Znacie to uczucie, kiedy przeszukując strych w swoim rodzinnym domu natrafiacie na stare zabawki z dzieciństwa? Pewnie, że tak. Pomyślcie więc jak musiał czuć się ten gość, który po 27 latach odzyskał skradziony motocykl. 

Błyskawiczna akcja policji! Skradziony motocykl wrócił do właściciela… po 27 latach
Podaj dalej

W październiku 1992 roku 17-letniemu chłopcowi skradziono motocykl do dirtu. Według informacji FOX 61, Kawasaki KX125-H zostało skradzione gdy ten próbował uzyskać pomocy medycznej. W wyniku upadku chłopiec złamał rękę. 

Kawasaki KX125-H

Zjednoczenie po 27 latach 

Według policji motocykl został zauważony podczas nierozważnej jazdy w parku. Pustki spowodowane koronawirusem przyczyniły się do tego, że właściciel motocykla chciał się trochę wyszaleć. 

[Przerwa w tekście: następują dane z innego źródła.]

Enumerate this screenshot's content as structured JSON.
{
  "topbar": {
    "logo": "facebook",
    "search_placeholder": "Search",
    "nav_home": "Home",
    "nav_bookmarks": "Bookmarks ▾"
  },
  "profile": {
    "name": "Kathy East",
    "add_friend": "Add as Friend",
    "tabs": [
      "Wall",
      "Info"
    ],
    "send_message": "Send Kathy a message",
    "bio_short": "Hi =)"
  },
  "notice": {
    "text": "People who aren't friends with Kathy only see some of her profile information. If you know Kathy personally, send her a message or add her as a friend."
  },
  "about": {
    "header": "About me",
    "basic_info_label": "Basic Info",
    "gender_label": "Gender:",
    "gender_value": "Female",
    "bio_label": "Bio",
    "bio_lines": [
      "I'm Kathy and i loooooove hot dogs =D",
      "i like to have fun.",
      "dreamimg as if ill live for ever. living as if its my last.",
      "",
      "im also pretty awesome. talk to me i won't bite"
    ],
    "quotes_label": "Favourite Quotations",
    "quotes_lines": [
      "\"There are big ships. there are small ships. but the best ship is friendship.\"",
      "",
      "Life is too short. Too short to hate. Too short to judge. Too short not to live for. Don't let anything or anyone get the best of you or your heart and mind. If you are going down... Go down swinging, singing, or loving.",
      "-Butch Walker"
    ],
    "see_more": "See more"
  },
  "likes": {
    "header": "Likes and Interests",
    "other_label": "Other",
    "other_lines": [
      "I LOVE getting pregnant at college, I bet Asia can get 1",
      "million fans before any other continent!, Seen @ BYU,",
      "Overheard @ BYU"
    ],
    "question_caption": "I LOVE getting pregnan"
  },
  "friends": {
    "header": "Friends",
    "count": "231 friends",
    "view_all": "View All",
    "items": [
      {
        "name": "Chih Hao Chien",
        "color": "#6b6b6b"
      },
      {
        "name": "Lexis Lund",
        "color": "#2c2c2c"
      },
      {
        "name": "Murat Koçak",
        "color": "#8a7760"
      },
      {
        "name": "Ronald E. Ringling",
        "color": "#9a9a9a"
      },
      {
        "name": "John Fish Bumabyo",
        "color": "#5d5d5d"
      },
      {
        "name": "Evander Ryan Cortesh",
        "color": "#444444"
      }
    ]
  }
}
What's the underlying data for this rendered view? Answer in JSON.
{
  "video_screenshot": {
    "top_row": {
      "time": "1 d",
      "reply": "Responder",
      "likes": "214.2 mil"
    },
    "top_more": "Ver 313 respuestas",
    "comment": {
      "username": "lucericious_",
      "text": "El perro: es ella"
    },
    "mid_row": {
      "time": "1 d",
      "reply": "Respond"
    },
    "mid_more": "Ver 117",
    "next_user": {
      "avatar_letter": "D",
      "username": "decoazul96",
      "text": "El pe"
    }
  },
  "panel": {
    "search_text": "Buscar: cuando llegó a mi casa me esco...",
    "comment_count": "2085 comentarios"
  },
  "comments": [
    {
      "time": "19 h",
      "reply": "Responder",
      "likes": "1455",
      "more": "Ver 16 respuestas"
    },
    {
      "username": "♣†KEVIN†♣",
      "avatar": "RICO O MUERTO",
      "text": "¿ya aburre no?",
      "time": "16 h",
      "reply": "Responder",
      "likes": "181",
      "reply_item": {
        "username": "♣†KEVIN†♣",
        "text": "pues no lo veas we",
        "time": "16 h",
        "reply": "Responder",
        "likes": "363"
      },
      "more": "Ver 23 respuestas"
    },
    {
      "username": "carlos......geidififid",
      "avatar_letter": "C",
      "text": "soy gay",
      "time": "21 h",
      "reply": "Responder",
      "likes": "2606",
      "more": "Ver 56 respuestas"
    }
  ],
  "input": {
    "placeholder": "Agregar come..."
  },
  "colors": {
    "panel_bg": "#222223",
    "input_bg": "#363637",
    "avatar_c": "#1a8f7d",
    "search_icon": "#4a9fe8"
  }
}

Władze prześledziły historię motocykla korzystając z danych producenta, które pozwoliły ustalić numer VIN motocykla. 

Mężczyzna z Connecticut miał zaledwie 17 lat, gdy jego Kawasaki KX125 zostało skradzione. Jeśli facet nie był w posiadaniu żadnego DeLoreana, ani innych maszyn do cofania się w czasie, obecnie będzie już po czterdziestce. 

Od tego czasu z pewnością przesiadł się na większe, mocniejsze maszyny. Możemy również założyć, że Kawasaki dziś nie jest już w takim stanie, w jakim było 27 lat temu. Z pewnością przejażdżka będzie jednak smakowała bardzo słodko.